I CASI DI CHIKUNGUNYA E DENGUE IN ITALIA – Secondo il parere motivato di chi analizza scientificamente il fenomeno, ci troviamo di fronte quindi ad una situazione in cui fattori legati alla globalizzazione si sono associati a variazioni climatiche favorenti l’estensione dell’areale di distribuzione dei vettori. In Italia, l‘estate scorsa si era chiusa con l’epidemia di Chikungunya a Roma, ad Anzio e in Calabria, la seconda in dieci anni, resa possibile dalla presenza di Aedes albopictus, la zanzara tigre  che si è ormai radicata in tutto il paese. Una zanzara teoricamente in grado di trasmettere anche il virus Zika e il virus Dengue, per i quali sembra avere una capacità vettoriale limitata, che non le ha a oggi consentito di essere in grado di causare epidemie sostenute da questi virus nell’area mediterranea.

Il fatto che un’epidemia di Chikungunya si sia verificata in Italia ‘solo’ due volte in dieci anni (o per meglio dire solo due volte da quando una mutazione del virus gli ha consentito di utilizzare anche la zanzara tigre come vettore) dipende dall’impossibilità della zanzara di trasmettere il virus alla propria progenie. Perché un’epidemia si verifichi in Italia bisogna pertanto che una persona o una zanzara infette arrivino da un’area in cui è in corso l’epidemia. Le zanzare tigre ‘italiane’ penseranno poi al resto, amplificando la diffusione del virus. I ceppi che hanno causato le due epidemie italiane, diversi tra loro, sono arrivati entrambi dal subcontinente indiano, una distanza che hanno dovuto necessariamente coprire in aereo.

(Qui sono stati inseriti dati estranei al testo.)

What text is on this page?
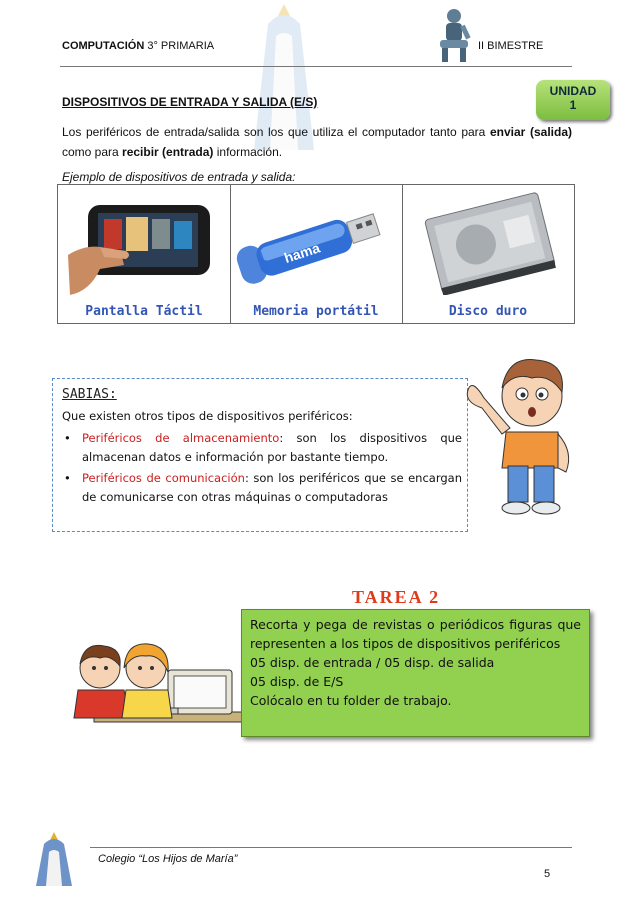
COMPUTACIÓN 3° PRIMARIA	II BIMESTRE
UNIDAD
1
DISPOSITIVOS DE ENTRADA Y SALIDA (E/S)
Los periféricos de entrada/salida son los que utiliza el computador tanto para enviar (salida) como para recibir (entrada) información.
Ejemplo de dispositivos de entrada y salida:
Pantalla Táctil
hama
Memoria portátil	Disco duro
SABIAS:
Que existen otros tipos de dispositivos periféricos:
• Periféricos de almacenamiento: son los dispositivos que almacenan datos e información por bastante tiempo.
• Periféricos de comunicación: son los periféricos que se encargan de comunicarse con otras máquinas o computadoras
TAREA 2
Recorta y pega de revistas o periódicos figuras que representen a los tipos de dispositivos periféricos
05 disp. de entrada / 05 disp. de salida
05 disp. de E/S
Colócalo en tu folder de trabajo.
Colegio “Los Hijos de María”
5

I CASI DI WEST NILE IN ITALIA – Completamente diversa è la situazione per quanto riguarda West Nile. In questo caso il vettore, la comune zanzara Culex pipiens, può trasmettere il virus alle sue uova e quindi alla futura progenie. Fattori climatici, precipitazioni, temperatura estiva si sono dimostrati in grado di influenzare la capacità delle uova deposte di superare l’inverno, di favorire la proliferazione delle popolazioni di zanzare e di consentire l’incremento dell’ibridazione tra il biotipo di Culex che punge quasi esclusivamente l’uomo e quello che punge quasi solo gli uccelli. Diverse specie dei quali costituiscono il vero serbatoio della malattia, poiché nell’uomo non viene raggiunta la viremia  sufficiente da consentire alla zanzara di assumere pungendolo una quantità di virus utile a ritrasmettere l’infezione. Gli ibridi, che pungono indifferentemente l’uomo e gli animali serbatoio, sarebbero quindi le vere truppe d’assalto di West Nile, e le condizioni che favoriscono il loro sviluppo l’elemento cruciale di rischio per la popolazione umana.

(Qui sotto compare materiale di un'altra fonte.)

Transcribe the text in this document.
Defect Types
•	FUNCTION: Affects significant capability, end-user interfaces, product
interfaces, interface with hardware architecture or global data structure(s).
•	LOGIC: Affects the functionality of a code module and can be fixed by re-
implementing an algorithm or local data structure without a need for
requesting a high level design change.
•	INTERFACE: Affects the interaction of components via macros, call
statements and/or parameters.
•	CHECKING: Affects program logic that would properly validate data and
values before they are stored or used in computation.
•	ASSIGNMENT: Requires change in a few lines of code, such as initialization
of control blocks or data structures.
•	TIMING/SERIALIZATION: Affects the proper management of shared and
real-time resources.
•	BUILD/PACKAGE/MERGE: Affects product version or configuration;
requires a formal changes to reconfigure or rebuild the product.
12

A portare il virus West Nile in Italia non sono gli aerei, ma gli uccelli migratori. La presenza di West Nile di genotipo1 è nota in Italia dal 2008. In uno studio in donatori di sangue del milanese i campioni prelevati nel 2009 erano tutti negativi, mentre in quelli prelevati nel 2011 vi era una prevalenza di anticorpi specifici per virus West Nile dello 0,58%, a suggerire sia una introduzione recente del virus, sia un numero non trascurabile di infezioni asintomatiche. Il ceppo ora prevalente in Italia appartiene al genotipo 2, il che significa che nel nostro paese vi è stata un’ulteriore introduzione di questo virus, successiva alla prima e sempre verosimilmente dovuta ad uccelli migratori.

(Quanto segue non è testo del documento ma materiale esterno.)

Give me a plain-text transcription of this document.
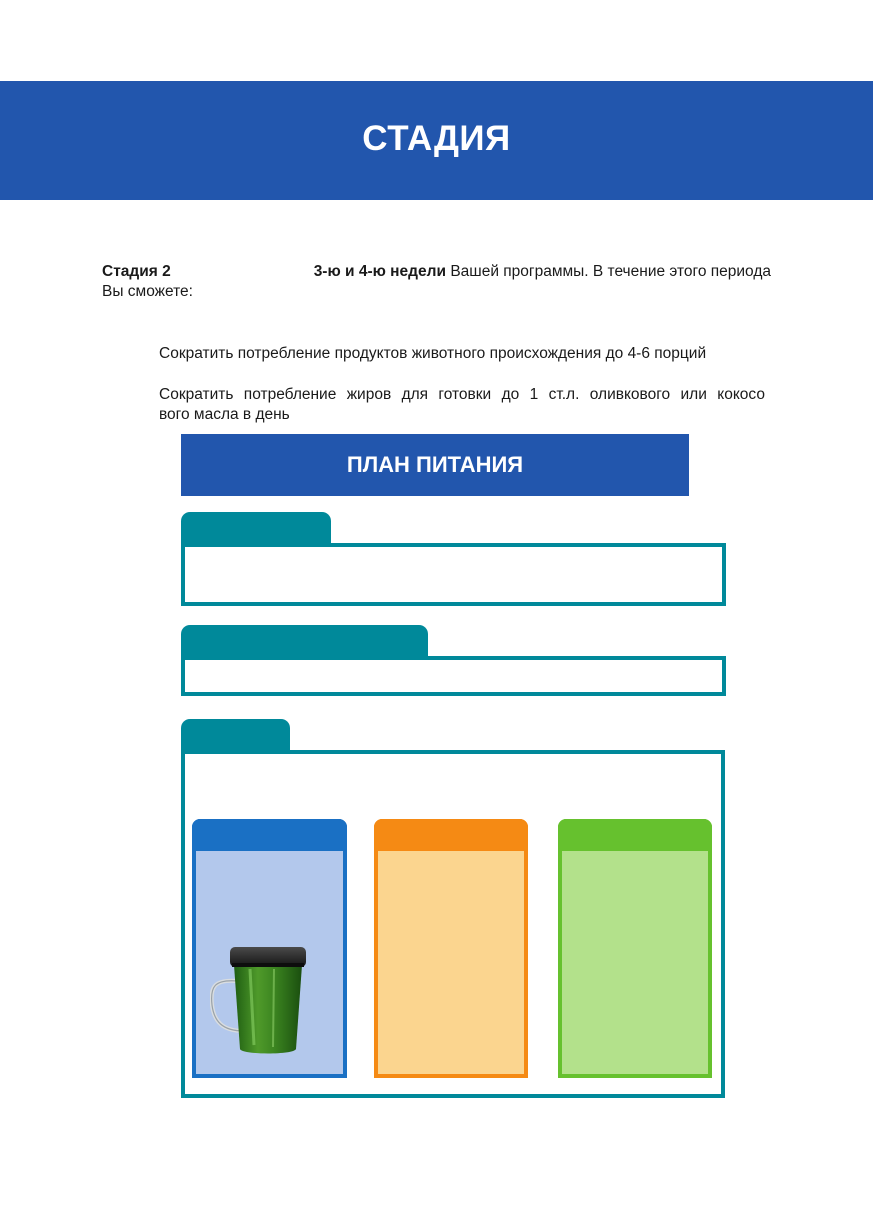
СТАДИЯ
Стадия 2	3-ю и 4-ю недели Вашей программы. В течение этого периода
Вы сможете:
Сократить потребление продуктов животного происхождения до 4-6 порций
Сократить потребление жиров для готовки до 1 ст.л. оливкового или кокосо
вого масла в день
ПЛАН ПИТАНИЯ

In condizioni favorevoli, Culex resta attiva fino ad ottobre. Negli ultimi cinque anni il picco dei casi si è registrato in agosto, con un importante numero di segnalazioni anche in settembre e nel 2016 qualche caso è stato osservato anche in ottobre e all’inizio di novembre. È quindi probabile che il fenomeno in atto non sia concluso e che altri casi si stiano verificando o si possano verificare nell’immediato futuro. Come è noto, per West Nile non esiste ancora un vaccino e non disponiamo di farmaci efficaci. Le misure che possono essere impiegate si limitano pertanto ai presidi di protezione degli ambienti domestici (zanzariere, insetticidi) ed individuali (repellenti per insetti).

Quanto sta accadendo dimostra la necessità improcrastinabile di un’intensificazione della lotta ai vettori, visto che quanto è stato posto in atto finora non ha evidentemente sortito il risultato auspicato e che è altamente verosimile che condizioni climatiche come quelle di quest’anno possano ripresentarsi nel prossimo futuro. Notizie di questi giorni testimoniano inoltre l’incremento delle segnalazioni di Aedes koreicus, che sta estendendo la sua distribuzione in Italia settentrionale e che rappresenta un ulteriore esempio di radicazione nel nostro territorio di specie di insetti ematofagi subtropicali o tropicali potenzialmente pericolosi per la salute umana.

UN NUOVO PIANO E LA RETE INFETTIVOLOGICA A PRESIDIO DELLA SALUTE – In questa situazione SIMIT ritiene indispensabile l’applicazione rigorosa dei piani di intervento e delle linee guida del Ministero della  Salute e dell’Istituto Superiore di Sanità e la loro ulteriore integrazione in un piano nazionale di lotta ai vettori che tenga conto delle recenti esperienze, che disponga delle risorse necessarie e la cui realizzazione coordinata non lasci spazio a mancanze che localmente possano compromettere il risultato generale. Va infatti ricordato che la lotta ai vettori non consente ‘flessibilità locali’ nella sua applicazione, perché la mancata o insufficiente attuazione in un’area può compromettere il risultato anche in aree contigue.  In considerazione delle difficoltà e dei limiti delle azioni tardive sulle zanzare adulte, è auspicabile che su questo piano si inizi a lavorare in tempi brevissimi, al fine di poter ottenere  risultati significativi già nel prossimo anno.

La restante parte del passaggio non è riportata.